The MakeTable() function

The following table lists additional arguments for the MakeTable() function. The most important arguments are collapse and transform, which let you determine how the results of a simulation are aggregated and presented. This capability makes the MonteCarlo package much more versatile. You can find additional examples that demonstrate how to use these arguments in the help file and in the package vignettes.

Argument Description
output A list of class MonteCarlo generated by the MonteCarlo() function.
rows A vector of parameter names to be stacked in the rows of the table. The parameters are ordered from the inside to the outside.
cols A vector of parameter names to be stacked in the columns of the table. The parameters are ordered from the inside to the outside.
digits The number of digits displayed in a table. Default is 4.

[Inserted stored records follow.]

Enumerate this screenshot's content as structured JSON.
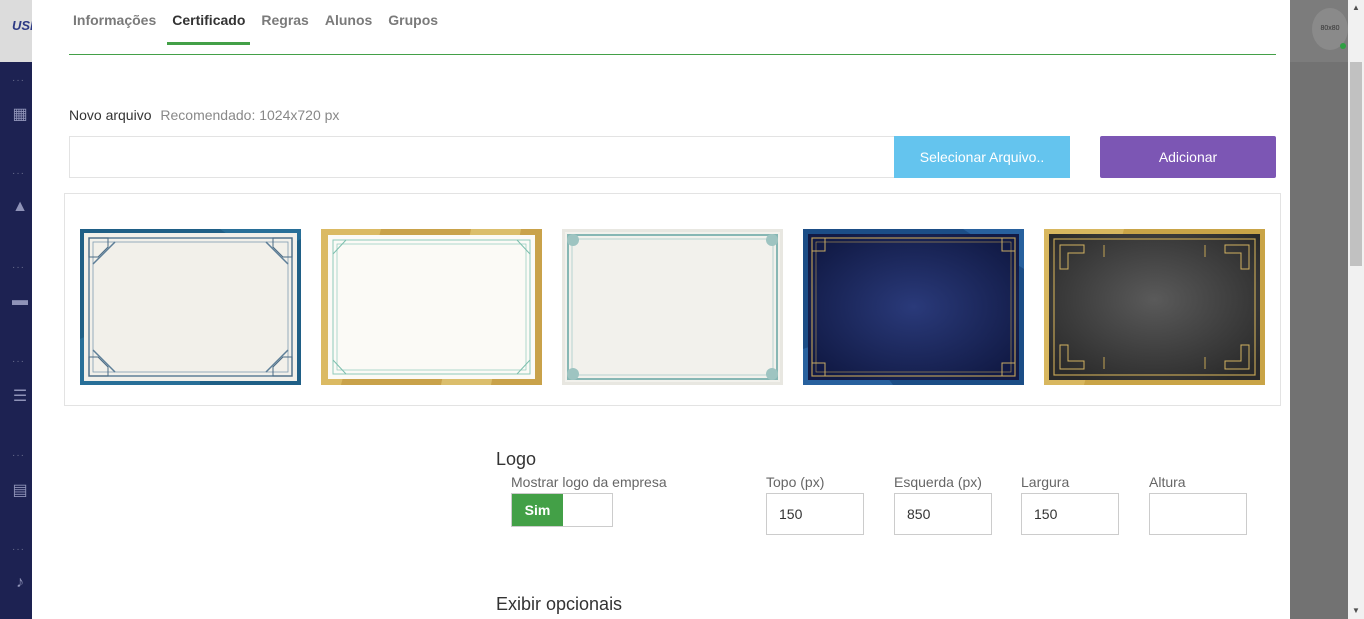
{
  "app": {
    "logo_text": "USE",
    "avatar_text": "80x80"
  },
  "tabs": [
    {
      "label": "Informações"
    },
    {
      "label": "Certificado"
    },
    {
      "label": "Regras"
    },
    {
      "label": "Alunos"
    },
    {
      "label": "Grupos"
    }
  ],
  "upload": {
    "label": "Novo arquivo",
    "hint": "Recomendado: 1024x720 px",
    "select_label": "Selecionar Arquivo..",
    "add_label": "Adicionar"
  },
  "templates": [
    {
      "name": "Blue ornate frame",
      "bg": "#1f5f86"
    },
    {
      "name": "Gold and mint frame",
      "bg": "#c9a24a"
    },
    {
      "name": "Teal scroll frame",
      "bg": "#f2f1ec"
    },
    {
      "name": "Navy gold frame",
      "bg": "#12306a"
    },
    {
      "name": "Dark art deco frame",
      "bg": "#c9a447"
    }
  ],
  "logo": {
    "title": "Logo",
    "show_label": "Mostrar logo da empresa",
    "toggle_on": "Sim",
    "top_label": "Topo (px)",
    "top_value": "150",
    "left_label": "Esquerda (px)",
    "left_value": "850",
    "width_label": "Largura",
    "width_value": "150",
    "height_label": "Altura",
    "height_value": ""
  },
  "optionals": {
    "title": "Exibir opcionais"
  },
  "colors": {
    "accent_green": "#43a047",
    "select_blue": "#64c4ee",
    "add_purple": "#7c56b4"
  }
}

collapse An optional list of functions to apply to the respective components of the output when collapsing the results in a table. The list must be the same length as the output. Default is mean, which calculates the average. Another example could be sd() for standard deviation.
transform An optional function that transforms the output table. For example, you could transform the output from mean squared error (MSE) to root mean squared error (RMSE). The function is applied to all tables. Alternatively, you can supply a list of functions of the same length as the output. For tables that are supposed to remain unchanged, set the list element to NULL.
include_meta A boolean that determines whether the metadata provided by the summary() function is included in comments below the table. Default is TRUE.
width_mult The scaling factor for the width of the output table. Default is 1.
partial_grid An optional list of elements named after the parameters for which only a subset of the grid values should be included in the table. Each component of the list is a vector that specifies the grid values of interest.